Lastly, the bugs that resided in that house. It’s like oh em gee! Look at all the spiders and beetles! I killed at least 20 bugs in all. Spiders: I hate them. Especially the one I nick-named Indianna Jones before killing it, as it decided swinging across my room was a novel idea. I didn’t actually mind Indy at first because he was pretty ninja. He managed to get across my room without me noticing and I was looking out for him like a hawk. But Then he had to swing over my bed like the real Indy in Raiders of the Lost Arc. It was lights out for him.

11
Jun
08

Life As It Is

Well, school’s out on Friday. I have a two more exams to go. I’ll do okay on my math exam and so-so on my social exam. But still pass both.

Still have that spider problem. Killed a much smaller spider. That other spider got away after I snapped a pic of it and grabbed a fly swatter. Next time I see it though… it’s going to be one flat fucker.

As for my culinary arts practical exam… ACED!!! My dessert was the best bit out of my group’s 3-course meal. I kept being stopped by teachers who kept praising me. Also, smugly I must add, I got quite a few stares from my peers when my culinary teacher, Chef Len Hallowes, shook my hand and congratulated me on my awesome dessert. Chef Hallowes has always criticized our class for a lot of things and praise is actually quite rare. Shocks everyone when he shells out praise.

On a much darker note, I was being hit on by complete strangers this morning. Cat calls and whistles. Made me feel ill. They looked like they were part of my school’s ground maintainance crew from the way they were cruising around the school grounds in a white pickup.

An even darker note. Every once in a while, I look at my fading scars on my arm, the ones from when I tried to slit my wrists last September, and get the urge to replace them with more cuts. I swear, all I want to do is mutilate myself. Mutilate, starve, scar, pierce.

Also, I smother Americans with the Canadian flag. Not. But sometimes I want to. Right now I’m content enough to wave my Canadian flag in Americans’ faces.

19
Sep
07

Today Is The Greatest Day I Have Ever Known

Monday I realized that I am such a mediocre human being that I should drink bleach and a couple other cleaners I know that will undoubtedly kill me. But since I should TRY to redeem myself, I’ll wait till I am no longer babysitting. Who ever heard of a babysitter killing themselves while they are supposed to be keeping an eye on their quarry?

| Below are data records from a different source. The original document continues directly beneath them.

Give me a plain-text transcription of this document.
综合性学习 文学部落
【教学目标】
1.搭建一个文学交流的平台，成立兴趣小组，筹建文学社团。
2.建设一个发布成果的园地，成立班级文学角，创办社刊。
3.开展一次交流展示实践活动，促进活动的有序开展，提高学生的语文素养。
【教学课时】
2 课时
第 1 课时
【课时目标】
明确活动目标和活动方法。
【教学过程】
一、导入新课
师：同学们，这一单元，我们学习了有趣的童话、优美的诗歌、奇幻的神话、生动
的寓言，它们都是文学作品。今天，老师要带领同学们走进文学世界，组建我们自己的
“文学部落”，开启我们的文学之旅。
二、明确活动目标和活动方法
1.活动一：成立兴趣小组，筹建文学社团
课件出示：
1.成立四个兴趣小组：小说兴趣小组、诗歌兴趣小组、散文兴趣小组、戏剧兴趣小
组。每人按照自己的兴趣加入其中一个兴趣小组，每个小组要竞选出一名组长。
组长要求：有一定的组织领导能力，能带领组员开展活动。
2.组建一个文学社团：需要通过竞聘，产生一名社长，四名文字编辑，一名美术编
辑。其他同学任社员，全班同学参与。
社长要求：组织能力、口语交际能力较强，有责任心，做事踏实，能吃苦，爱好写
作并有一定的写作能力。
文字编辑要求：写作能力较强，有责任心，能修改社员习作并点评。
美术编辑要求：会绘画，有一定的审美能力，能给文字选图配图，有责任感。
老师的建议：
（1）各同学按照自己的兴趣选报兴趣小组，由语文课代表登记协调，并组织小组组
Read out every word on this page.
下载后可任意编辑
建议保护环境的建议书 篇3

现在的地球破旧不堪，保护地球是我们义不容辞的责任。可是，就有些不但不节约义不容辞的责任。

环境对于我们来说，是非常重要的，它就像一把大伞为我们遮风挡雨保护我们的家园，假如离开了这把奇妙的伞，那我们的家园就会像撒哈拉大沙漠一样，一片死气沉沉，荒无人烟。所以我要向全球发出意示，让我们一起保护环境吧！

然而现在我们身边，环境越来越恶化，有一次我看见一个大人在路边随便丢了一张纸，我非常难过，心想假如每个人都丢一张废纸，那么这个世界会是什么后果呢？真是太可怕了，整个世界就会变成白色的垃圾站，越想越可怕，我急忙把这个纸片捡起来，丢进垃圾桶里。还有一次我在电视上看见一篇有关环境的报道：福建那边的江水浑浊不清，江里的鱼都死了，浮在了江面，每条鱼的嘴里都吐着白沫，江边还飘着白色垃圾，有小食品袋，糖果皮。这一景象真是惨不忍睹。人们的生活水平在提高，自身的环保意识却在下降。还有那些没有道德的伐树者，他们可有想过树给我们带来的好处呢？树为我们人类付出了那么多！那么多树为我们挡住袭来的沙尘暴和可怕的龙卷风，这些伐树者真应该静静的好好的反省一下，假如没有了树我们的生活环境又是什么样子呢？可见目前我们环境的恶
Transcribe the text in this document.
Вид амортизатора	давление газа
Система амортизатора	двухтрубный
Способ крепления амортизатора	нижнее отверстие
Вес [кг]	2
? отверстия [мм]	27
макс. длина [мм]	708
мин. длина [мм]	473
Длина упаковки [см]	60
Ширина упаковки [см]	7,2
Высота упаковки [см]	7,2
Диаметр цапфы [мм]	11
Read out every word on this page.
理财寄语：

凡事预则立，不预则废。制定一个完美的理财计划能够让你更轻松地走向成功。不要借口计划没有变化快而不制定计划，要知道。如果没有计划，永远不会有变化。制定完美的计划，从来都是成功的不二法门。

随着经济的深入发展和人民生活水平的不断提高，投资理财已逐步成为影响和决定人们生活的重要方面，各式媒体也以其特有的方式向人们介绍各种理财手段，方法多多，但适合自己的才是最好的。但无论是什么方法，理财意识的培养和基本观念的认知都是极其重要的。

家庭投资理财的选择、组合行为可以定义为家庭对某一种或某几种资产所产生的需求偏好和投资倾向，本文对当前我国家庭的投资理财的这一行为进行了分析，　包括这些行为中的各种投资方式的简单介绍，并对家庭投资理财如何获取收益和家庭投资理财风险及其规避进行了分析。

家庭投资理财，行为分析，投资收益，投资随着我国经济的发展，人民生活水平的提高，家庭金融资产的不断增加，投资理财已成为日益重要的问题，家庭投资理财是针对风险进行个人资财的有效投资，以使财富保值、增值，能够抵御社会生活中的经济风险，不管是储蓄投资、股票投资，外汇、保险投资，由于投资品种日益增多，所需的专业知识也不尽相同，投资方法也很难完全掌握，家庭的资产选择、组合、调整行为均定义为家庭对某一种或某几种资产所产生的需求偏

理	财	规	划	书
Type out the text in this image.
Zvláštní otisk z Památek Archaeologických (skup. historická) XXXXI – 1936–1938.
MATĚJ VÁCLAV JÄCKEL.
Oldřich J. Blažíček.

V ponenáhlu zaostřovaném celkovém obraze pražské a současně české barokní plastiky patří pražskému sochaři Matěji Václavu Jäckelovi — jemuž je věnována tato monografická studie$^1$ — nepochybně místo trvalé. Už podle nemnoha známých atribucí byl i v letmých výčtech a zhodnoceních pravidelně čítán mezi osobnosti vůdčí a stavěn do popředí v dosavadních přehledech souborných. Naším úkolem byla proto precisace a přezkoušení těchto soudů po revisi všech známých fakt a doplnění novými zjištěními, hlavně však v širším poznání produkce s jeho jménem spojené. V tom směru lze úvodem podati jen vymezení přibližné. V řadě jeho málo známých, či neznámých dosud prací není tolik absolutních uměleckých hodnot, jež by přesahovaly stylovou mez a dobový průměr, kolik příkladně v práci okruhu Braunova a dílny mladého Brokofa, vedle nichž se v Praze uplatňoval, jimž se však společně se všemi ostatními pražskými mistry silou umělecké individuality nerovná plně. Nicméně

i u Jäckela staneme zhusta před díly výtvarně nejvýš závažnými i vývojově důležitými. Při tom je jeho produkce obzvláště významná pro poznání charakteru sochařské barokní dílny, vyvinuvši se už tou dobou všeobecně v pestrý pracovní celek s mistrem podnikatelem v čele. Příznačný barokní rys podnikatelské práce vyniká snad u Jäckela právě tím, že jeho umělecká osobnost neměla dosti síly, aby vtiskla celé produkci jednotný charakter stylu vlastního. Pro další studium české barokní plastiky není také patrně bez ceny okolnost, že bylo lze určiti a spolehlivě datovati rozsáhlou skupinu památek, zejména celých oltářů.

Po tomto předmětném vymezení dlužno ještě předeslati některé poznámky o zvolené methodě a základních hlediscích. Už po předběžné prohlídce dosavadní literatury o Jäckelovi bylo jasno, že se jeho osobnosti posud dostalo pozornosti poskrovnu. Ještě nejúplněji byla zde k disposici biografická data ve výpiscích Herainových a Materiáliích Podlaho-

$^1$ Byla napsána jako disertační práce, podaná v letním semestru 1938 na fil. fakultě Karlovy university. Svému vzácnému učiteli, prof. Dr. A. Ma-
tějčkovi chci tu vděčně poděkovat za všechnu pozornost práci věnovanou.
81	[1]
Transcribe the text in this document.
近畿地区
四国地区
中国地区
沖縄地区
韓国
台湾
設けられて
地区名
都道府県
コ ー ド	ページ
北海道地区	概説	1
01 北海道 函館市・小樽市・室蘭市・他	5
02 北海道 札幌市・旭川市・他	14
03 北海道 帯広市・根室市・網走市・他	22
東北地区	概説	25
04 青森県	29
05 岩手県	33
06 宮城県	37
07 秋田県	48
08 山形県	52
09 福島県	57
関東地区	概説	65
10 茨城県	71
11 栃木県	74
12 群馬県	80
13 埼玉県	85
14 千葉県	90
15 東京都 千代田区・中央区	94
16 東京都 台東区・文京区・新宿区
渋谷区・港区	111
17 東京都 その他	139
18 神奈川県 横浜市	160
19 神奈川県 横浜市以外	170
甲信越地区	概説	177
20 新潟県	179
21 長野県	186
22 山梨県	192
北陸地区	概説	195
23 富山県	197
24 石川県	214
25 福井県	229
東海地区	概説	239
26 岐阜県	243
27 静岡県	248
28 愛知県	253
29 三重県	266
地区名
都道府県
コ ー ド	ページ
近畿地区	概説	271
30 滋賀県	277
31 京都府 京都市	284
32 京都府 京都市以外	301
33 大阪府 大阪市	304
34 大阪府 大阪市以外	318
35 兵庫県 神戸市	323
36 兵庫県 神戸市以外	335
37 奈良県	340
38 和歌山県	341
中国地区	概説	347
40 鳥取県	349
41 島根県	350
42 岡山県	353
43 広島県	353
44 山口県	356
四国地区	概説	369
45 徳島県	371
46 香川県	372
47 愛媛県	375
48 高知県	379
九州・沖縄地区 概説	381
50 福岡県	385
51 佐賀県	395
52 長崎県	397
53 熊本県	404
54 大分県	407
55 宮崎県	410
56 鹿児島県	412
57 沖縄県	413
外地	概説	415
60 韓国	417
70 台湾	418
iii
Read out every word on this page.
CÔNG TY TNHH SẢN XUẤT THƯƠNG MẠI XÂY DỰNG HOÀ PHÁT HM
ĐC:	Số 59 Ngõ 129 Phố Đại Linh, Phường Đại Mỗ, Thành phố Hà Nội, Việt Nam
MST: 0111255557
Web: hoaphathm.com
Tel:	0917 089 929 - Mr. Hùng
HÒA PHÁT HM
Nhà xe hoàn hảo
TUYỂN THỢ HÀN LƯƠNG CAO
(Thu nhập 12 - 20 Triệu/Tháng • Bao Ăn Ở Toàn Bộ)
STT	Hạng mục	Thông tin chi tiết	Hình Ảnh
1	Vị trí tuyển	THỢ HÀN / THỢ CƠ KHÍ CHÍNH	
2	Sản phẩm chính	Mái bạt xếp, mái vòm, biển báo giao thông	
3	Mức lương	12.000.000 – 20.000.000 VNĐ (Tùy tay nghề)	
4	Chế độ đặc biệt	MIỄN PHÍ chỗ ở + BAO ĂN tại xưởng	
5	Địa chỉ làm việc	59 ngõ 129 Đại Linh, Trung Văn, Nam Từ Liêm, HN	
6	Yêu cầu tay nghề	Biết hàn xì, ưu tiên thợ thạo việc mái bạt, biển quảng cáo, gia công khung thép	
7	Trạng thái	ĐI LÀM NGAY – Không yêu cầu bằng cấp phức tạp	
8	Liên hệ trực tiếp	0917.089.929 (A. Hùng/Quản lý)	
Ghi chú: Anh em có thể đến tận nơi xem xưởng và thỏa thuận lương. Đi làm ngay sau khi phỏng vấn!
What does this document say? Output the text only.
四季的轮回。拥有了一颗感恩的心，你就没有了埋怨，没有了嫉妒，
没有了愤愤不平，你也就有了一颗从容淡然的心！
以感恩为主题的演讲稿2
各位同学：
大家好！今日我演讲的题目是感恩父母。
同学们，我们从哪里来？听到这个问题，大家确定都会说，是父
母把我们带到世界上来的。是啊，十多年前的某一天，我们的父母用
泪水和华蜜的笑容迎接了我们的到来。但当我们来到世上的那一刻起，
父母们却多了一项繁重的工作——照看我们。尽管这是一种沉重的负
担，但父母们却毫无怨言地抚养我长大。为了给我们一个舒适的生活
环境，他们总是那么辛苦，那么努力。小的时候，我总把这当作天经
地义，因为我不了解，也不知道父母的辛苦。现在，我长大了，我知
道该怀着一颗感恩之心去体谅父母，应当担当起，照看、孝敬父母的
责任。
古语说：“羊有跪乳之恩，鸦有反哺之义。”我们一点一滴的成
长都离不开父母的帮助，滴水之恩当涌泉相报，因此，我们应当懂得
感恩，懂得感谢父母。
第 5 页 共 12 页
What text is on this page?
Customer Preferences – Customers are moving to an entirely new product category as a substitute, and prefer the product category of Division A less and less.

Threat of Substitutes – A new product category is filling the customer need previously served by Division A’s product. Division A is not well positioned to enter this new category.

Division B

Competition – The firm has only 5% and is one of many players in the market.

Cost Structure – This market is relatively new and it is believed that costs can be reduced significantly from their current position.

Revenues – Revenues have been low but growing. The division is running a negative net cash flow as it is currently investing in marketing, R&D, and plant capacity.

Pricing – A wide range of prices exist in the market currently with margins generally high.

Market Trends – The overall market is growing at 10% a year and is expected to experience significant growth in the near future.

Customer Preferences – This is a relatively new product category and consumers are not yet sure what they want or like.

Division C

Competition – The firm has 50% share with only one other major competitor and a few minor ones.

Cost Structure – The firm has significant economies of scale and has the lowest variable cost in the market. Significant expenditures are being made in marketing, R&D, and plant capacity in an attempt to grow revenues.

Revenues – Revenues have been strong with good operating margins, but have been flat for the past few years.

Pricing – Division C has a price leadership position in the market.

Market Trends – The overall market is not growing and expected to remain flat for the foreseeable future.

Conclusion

A whiny, rich, upper class emo kid, that’s who. Now before you say “Hey, that sounds an awful lot like you”, I’ll have you know that I’m a worthless, self-esteem-less, middle class emo kid. There’s a difference.

I just wanna ask: why didn’t my family -really- notice this? I mean, come on! These self-inflicted wounds? I never hid them! The only person who noticed was some girl at school.

These scars, these pink ribbon scars, stand out upon my ghastly pale skin. They have served as a reminder of how fucked up I am. Was. Have been.

You’d accept my 666, my damnation, wouldn’t you? You wouldn’t judge me if I were bettering the world with my death, with one less lower-than-dirt human being? My belly stings.

What would pesticide taste like? Really? It smells so pretty. Like flowers. Even though the bottle says to wash it off if you get it on your skin, it doesn’t hurt. This is a trigger-spray bottle half full of Raid. The stuff doesn’t sting on wounds, either. It tastes almost like nothing! But it is poison! Tastes like flowers. And soap. Really. I’ve eaten flowers when I was younger. How could this possibly -hurt- me? Sniffing again and tasting again, it actually smells like phisoderm and tastes more like a poison should. Yeah this -is- gonna hurt me.

Here I am, going off the deep end. You get front row tickets to a pre-taped show! It’s now 2:10am. I planned on doing this 2 hours ago. No such luck. The ‘rents were still awake. I have to do this now so I -am- dead when they get up and I don’t wake up in a hospital. My tongue is going numb. As I type this, I can’t help but think of the spider I killed in August with Raid. I think of how it tried to skitter away. Would it kill me like that, too? Will I be in pain? Fucking stuff is not nice to swallow. My heart races. It -is- Raid.